Frankfurt a/M d. 30 Octbr. 94.
Liebste Lida,
nun endlich komme ich dazu Ihnen für Ihre zwei letzten lieben Briefe zu danken. Noch nicht mal für den Geburtstagsbrief hatte ich gedankt! es war aber diesmal fast Alles doppelt, einige Tage nach dem 13ten kamen fast Alle, die mir gratulirt hatten, mir condoliren zu dem Unfall, u. so hatten wir doppelt zu antworten, ich dazu den unbrauchbaren Arm, der leider wohl besser, aber noch gar nicht gut ist. Gewisse Bewegungen kann ich nicht ohne Schmerzen, oder gar nicht machen. Ich gebrauche jetzt Massage, und etwas Gymnastik, aber sehe noch keine Aenderung.
Wie sehr hat mich Ihr Bericht über Joach. gefreut, und, daß Sie ihn diesmal so gemüthlich genossen! es ist schon viel, fand er eine ruhige halbe Stunde für Sie. Wir werden ihn nun auch bald hier haben, mit Brahms. Da giebt es eine unruhige Woche, und, trotz der Freude, ist mir doch bang. Ach, liebste Freundin, ich könnte hier so Manches aus dem Innersten heraus anknüpfen, säße ich mit Ihnen Aug’ in Auge, aber das Papier ist spröde, es sieht alles doch anders aus, als es sich spricht. Wäre nur meine Stimmung besser, aber die Melancholie ist schrecklich, Alles sieht mich trübe an, und immer sage ich mir, es ist kein Glück für mich das lange Leben. Welch eine Last ist es auch für Marie! Wie viel Pflege braucht mein alter Körper, und nun gar seit ich das Mißgeschick mit dem Arm hatte! noch immer kann ich mich nicht ’mal allein anziehen. Doch genug davon und zu Ihrem lieben Felix, dessen Besuch mich so herzlich erfreute. Seiner Frau geht es ja besser, und wie froh wird sie sein, daß er nun nicht mehr so lange auf See geht – welch ein Gewinn für seine ganze Familie. Ich habe immer so ein Gefühl der Rührung, wenn ich ihn sehe. Ach, warum kann nun Ihr theuerer Mann nicht das Heranwachsen dieser Enkel erleben.
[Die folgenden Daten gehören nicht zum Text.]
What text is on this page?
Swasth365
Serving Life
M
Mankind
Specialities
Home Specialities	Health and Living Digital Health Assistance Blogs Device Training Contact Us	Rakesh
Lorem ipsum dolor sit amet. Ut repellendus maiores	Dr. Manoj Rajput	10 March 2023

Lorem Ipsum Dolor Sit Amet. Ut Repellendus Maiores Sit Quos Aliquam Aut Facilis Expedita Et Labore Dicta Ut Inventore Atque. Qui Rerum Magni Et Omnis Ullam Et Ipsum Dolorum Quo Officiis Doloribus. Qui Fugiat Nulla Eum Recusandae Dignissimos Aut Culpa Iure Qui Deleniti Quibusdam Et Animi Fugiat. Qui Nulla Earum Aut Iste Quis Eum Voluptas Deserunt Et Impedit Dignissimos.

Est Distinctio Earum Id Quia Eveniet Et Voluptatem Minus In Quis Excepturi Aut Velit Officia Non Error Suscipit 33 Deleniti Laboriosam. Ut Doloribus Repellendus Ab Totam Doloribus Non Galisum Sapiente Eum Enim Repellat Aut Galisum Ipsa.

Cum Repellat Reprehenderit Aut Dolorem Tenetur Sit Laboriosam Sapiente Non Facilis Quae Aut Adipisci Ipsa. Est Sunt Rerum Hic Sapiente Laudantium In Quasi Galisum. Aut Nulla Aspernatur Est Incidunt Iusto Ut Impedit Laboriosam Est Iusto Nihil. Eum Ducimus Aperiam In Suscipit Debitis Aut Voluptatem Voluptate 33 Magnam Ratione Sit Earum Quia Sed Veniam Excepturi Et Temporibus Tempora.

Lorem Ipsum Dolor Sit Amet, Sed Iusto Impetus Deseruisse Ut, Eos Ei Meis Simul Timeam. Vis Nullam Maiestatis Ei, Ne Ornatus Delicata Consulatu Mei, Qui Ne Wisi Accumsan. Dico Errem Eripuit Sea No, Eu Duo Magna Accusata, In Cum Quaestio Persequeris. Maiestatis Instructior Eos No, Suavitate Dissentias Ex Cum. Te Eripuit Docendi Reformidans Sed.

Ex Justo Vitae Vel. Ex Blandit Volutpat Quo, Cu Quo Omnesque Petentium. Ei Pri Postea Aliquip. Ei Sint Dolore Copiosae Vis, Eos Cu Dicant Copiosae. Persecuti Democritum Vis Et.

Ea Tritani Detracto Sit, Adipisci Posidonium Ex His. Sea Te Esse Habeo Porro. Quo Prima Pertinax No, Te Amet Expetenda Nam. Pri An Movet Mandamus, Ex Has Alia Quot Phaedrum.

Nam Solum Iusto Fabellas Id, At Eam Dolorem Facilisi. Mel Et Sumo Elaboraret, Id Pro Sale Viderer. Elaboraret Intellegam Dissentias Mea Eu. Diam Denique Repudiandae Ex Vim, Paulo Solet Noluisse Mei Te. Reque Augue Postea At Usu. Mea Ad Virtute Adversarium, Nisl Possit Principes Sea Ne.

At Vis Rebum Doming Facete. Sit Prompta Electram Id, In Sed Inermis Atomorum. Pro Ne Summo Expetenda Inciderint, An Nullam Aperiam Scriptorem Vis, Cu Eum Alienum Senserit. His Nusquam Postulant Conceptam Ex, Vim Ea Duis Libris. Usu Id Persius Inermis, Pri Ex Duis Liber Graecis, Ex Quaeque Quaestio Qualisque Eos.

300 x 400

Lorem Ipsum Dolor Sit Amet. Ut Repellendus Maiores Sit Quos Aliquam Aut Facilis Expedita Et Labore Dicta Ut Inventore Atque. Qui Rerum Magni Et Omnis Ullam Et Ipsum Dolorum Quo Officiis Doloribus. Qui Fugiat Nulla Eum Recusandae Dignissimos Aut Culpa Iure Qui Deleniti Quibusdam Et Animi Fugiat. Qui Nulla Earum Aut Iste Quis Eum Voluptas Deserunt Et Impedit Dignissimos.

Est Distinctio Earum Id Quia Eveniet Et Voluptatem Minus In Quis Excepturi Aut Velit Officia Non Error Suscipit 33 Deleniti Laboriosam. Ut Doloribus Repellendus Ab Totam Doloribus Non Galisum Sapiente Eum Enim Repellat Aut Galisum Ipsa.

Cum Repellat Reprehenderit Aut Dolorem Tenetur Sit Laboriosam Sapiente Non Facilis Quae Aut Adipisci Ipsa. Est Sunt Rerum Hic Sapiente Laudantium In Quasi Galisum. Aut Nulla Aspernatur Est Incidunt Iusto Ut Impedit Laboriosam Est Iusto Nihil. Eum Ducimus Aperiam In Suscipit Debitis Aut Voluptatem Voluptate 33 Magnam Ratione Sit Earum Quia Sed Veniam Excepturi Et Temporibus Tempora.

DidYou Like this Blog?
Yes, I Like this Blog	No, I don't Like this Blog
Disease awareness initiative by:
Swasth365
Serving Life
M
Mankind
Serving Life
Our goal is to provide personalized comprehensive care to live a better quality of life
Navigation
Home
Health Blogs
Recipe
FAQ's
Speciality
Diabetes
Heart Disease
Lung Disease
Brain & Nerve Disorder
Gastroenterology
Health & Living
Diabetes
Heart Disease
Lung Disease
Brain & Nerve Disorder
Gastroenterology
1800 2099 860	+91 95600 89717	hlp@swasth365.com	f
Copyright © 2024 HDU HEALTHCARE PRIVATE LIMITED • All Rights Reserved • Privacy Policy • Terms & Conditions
Es ist so hart für Sie Alle und auch die Freunde! – So ein Verlust nimmt Einem doch viel von der Freude am Leben! –
Am 1 Nov. erwarte ich Frau Sauermann, die mir immer ein lieber Besuch ist. Sie ist so theilnehmend und wieder so vertrauungsvoll, dann verstehen wir uns musikalisch so gut, und es freut sie, wenn ich ihr vorspiele, wie selten kommt mir das jetzt! – Frau Kissel war 4 Wochen in Dresden, wollte gern ’mal die alten Freunde u. Bilder wieder sehen, ach aber, die theuere Emma Preusser fand sie blind auf einem Auge, sehr taub, und nur am Stocke gehend. Wie sind wir [Beide] da doch glücklicher daran! – Julchens Mutter hat den Entschluß gefaßt nach Wiesbaden zu ziehen, wo ihr Bruder allein und ziemlich leidend lebt, jedoch Unterricht giebt, und sein Auskommen hat. Wir waren erst entsetzt, aber, bei ruhiger Ueberlegung fanden wir doch viel dafür sprechend. Eine Wirthschaft ist immer billiger, als zwei, dann später für Julie mehr Chancen als Lehrerin zu reüssiren, als in Gera. Ich habe aber der Mutter sagen lassen, daß ich ihr Julie sofort schicke, wenn sie nach W. zieht, denn das würde nicht gut thun sie hier u. die Mutter eine Stunde davon. Sie kann wöchentlich zur Stunde zu mir kommen. Persönlich verlieren wir nichts an ihr, denn sie ist so launisch, so kalt und unfein in ihrem Wesen, daß wir sehr erleichtert sein werden, wenn sie nicht mehr bei uns ist. [das trübt mir oft sehr mein Leben!] Marie ist wie eine Mutter zu ihr, denkt immer nur daran ihr
zu nützen, ihr Freude zu machen – es hilft Alles nichts. Sie macht meist so finstere Augen, daß man sich fürchten könnte.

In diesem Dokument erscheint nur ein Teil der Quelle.